Cow uncle has learned how to use the cross product. The cross product is really good.

Cow uncle Time limit:4000/2000 ms (Java/Others) Memory limit:128000/64000 KB (Java/others) submitstatusproblem description

South China algorithm University (scau) is a campus with excellent ecological environment. On the School Road, you can see cattle, sheep, dogs, chickens, ducks, geese, and so on.

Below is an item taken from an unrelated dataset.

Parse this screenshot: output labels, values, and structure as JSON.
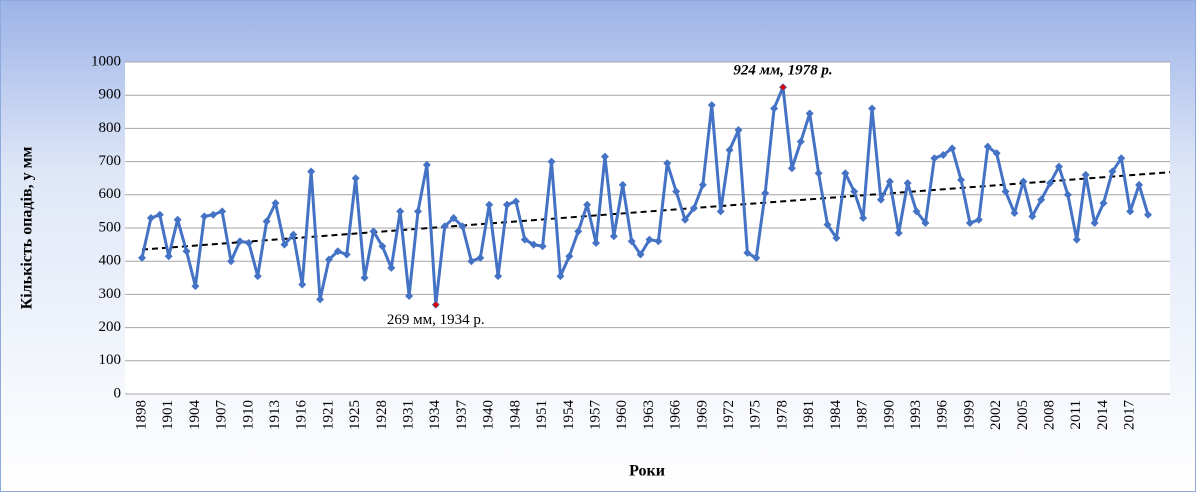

It is of course not nobody can take care of Niu's school path. Uncle Niu will usually take the nheaded calf to a wide lawn to graze, M pieces of big stone on the grass, Uncle Niu will sit on the stone, watching this group of calves. Of course, not all stone positions are so good. Uncle Fang Niu wants to watch all the cows, so the field of view of the selected position P must be less than 180 degrees (that is, in front of him, the angle between the leftmost ox A and rightmost ox B and P cannot be greater than or equal to 180 degrees ).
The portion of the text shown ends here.